Malika Malak s’en est allée…
La journaliste et animatrice de télévision Malika Malak est décédée cette nuit à Rabat, après un long combat contre la maladie. Elle avait présenté plusieurs émissions et faisait partie du cercle très étroit des journalistes télévision qui auront marqué le paysage médiatique du pays.
Malika Malak était diplômée de la faculté de droit de Rabat et avait également obtenu un diplôme de science politique à l’université de Montréal. Puis elle était revenue au pays pour participer à l’aventure de 2M, à la fin des années 80 début 90.
Son émission phare, « fil wajiha » (à la Une) avait vu défiler sur le plateau tous les personnages de la vie politique et intellectuelle du Maroc, dont les plus emblématiques resteront à n’en point douter Abdallah Laroui et Mhamed Boucetta.

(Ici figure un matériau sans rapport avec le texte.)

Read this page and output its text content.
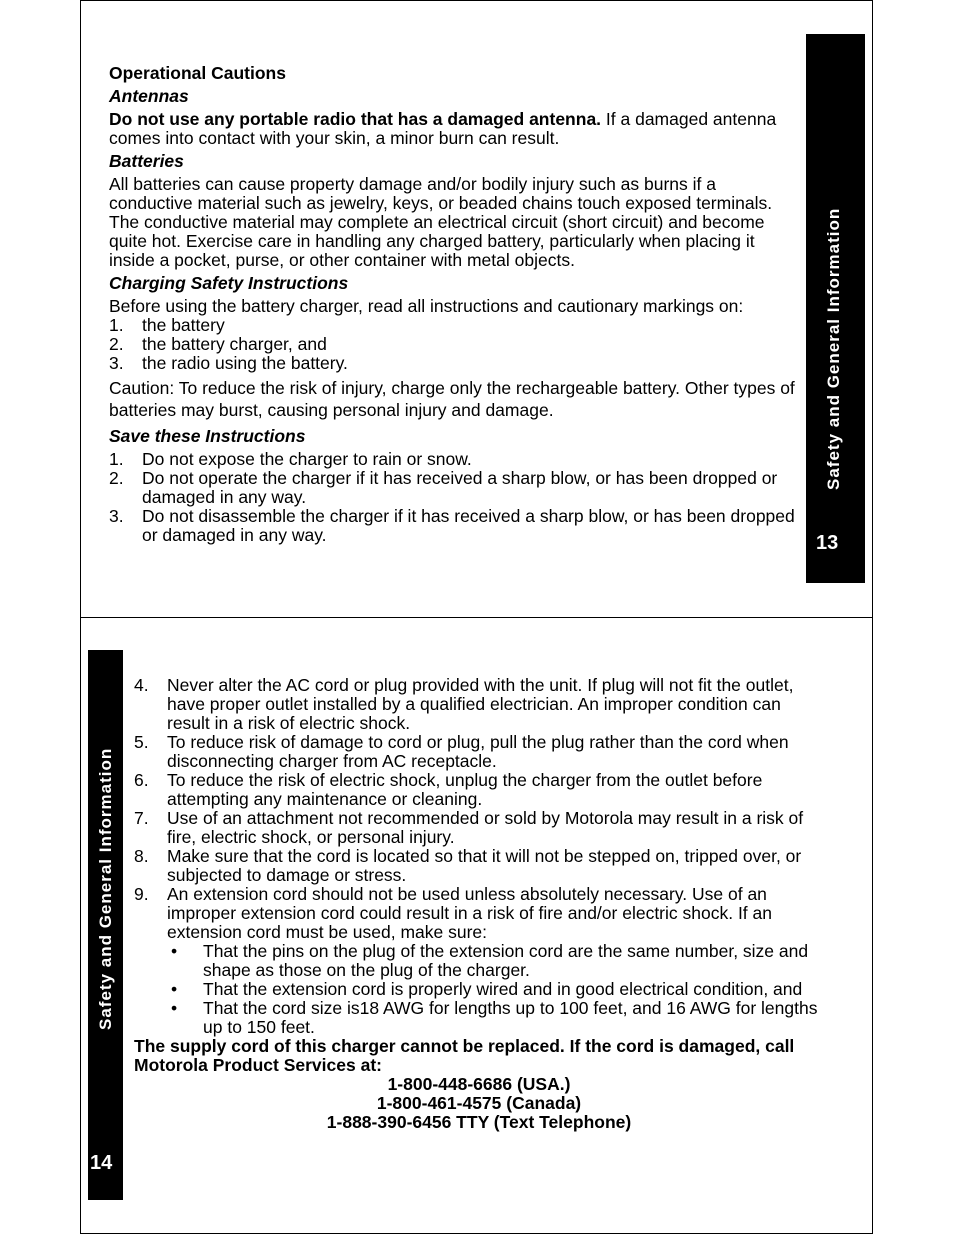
Safety and General Information
13

Operational Cautions

Antennas

Do not use any portable radio that has a damaged antenna. If a damaged antenna comes into contact with your skin, a minor burn can result.

Batteries

All batteries can cause property damage and/or bodily injury such as burns if a conductive material such as jewelry, keys, or beaded chains touch exposed terminals. The conductive material may complete an electrical circuit (short circuit) and become quite hot. Exercise care in handling any charged battery, particularly when placing it inside a pocket, purse, or other container with metal objects.

Charging Safety Instructions

Before using the battery charger, read all instructions and cautionary markings on:

1.	the battery
2.	the battery charger, and
3.	the radio using the battery.

Caution: To reduce the risk of injury, charge only the rechargeable battery. Other types of batteries may burst, causing personal injury and damage.

Save these Instructions

1.	Do not expose the charger to rain or snow.
2.	Do not operate the charger if it has received a sharp blow, or has been dropped or damaged in any way.
3.	Do not disassemble the charger if it has received a sharp blow, or has been dropped or damaged in any way.
Safety and General Information
14
4.	Never alter the AC cord or plug provided with the unit. If plug will not fit the outlet, have proper outlet installed by a qualified electrician. An improper condition can result in a risk of electric shock.
5.	To reduce risk of damage to cord or plug, pull the plug rather than the cord when disconnecting charger from AC receptacle.
6.	To reduce the risk of electric shock, unplug the charger from the outlet before attempting any maintenance or cleaning.
7.	Use of an attachment not recommended or sold by Motorola may result in a risk of fire, electric shock, or personal injury.
8.	Make sure that the cord is located so that it will not be stepped on, tripped over, or subjected to damage or stress.
9.	An extension cord should not be used unless absolutely necessary. Use of an improper extension cord could result in a risk of fire and/or electric shock. If an extension cord must be used, make sure:
•	That the pins on the plug of the extension cord are the same number, size and shape as those on the plug of the charger.
•	That the extension cord is properly wired and in good electrical condition, and
•	That the cord size is18 AWG for lengths up to 100 feet, and 16 AWG for lengths up to 150 feet.

The supply cord of this charger cannot be replaced. If the cord is damaged, call Motorola Product Services at:

1-800-448-6686 (USA.)

1-800-461-4575 (Canada)

1-888-390-6456 TTY (Text Telephone)
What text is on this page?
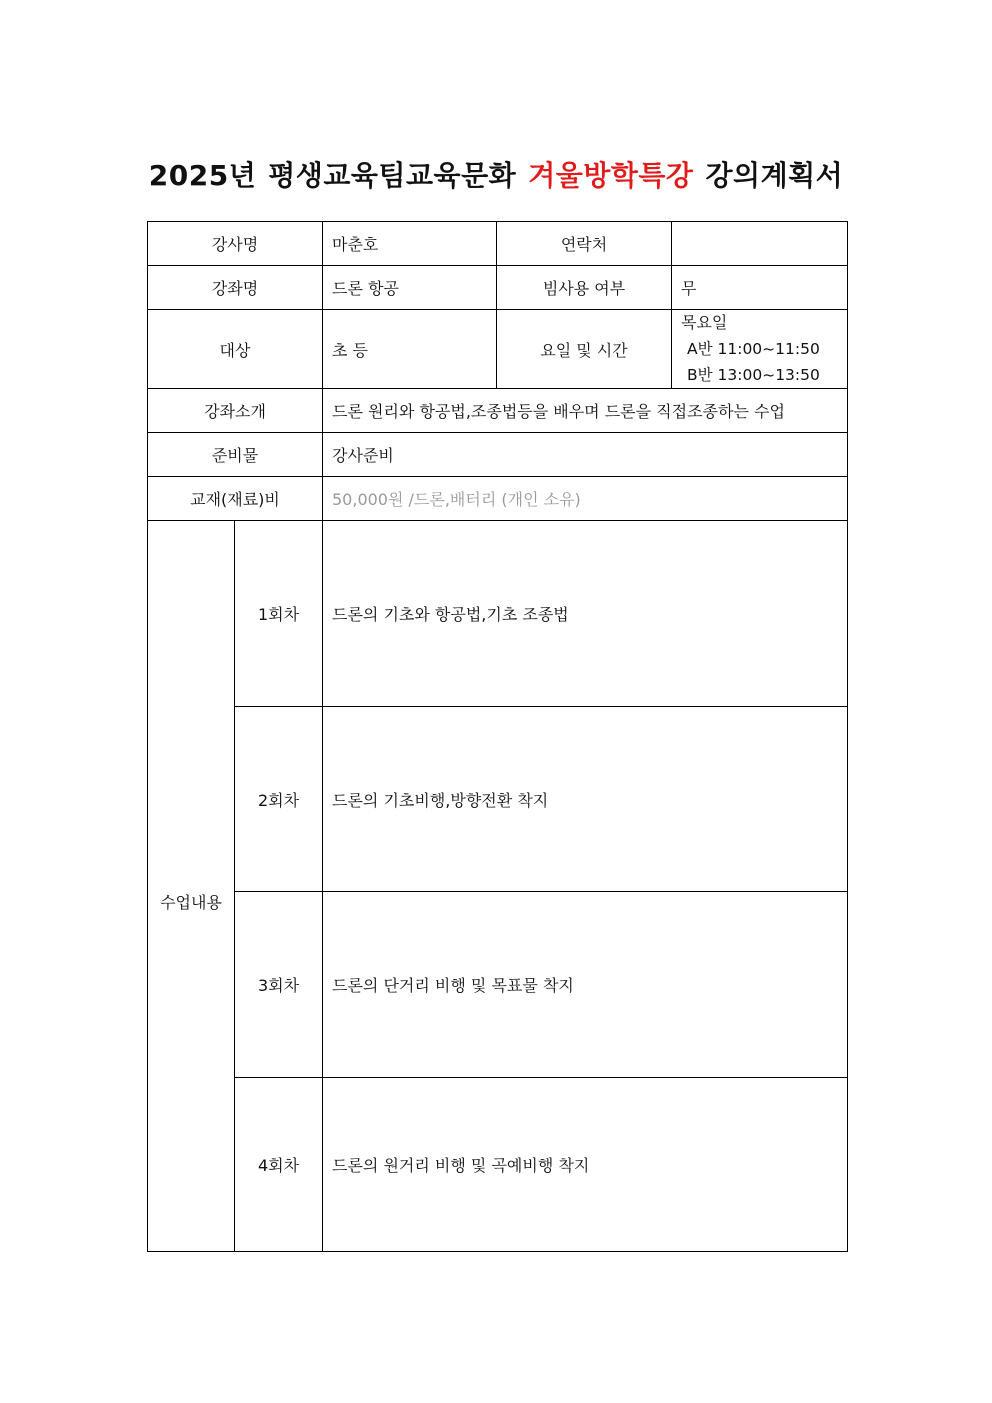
2025년 평생교육팀교육문화 겨울방학특강 강의계획서
강사명		마춘호	연락처	
강좌명		드론 항공	빔사용 여부	무
대상		초 등	요일 및 시간	목요일
A반 11:00~11:50
B반 13:00~13:50

강좌소개		드론 원리와 항공법,조종법등을 배우며 드론을 직접조종하는 수업		
준비물		강사준비		
교재(재료)비		50,000원 /드론,배터리 (개인 소유)		
수업내용	1회차	드론의 기초와 항공법,기초 조종법		
	2회차	드론의 기초비행,방향전환 착지		
	3회차	드론의 단거리 비행 및 목표물 착지		
	4회차	드론의 원거리 비행 및 곡예비행 착지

C’est celui-ci, selon plusieurs témoignages, qui avait attiré sur Malika Malak l’ire de l’ancien ministre et tout-puissant ministre de l’Intérieur Driss Basri. En effet, celui qui était alors secrétaire général de l’Istiqlal avait évoqué le roi Hassan II en termes jugés pas assez déférents et surtout, il avait sorti sa fameuse petite phrase, en direct à la télé : « les élections de Driss Basri sont travaillées ». Cela ne se disait pas, à l’époque…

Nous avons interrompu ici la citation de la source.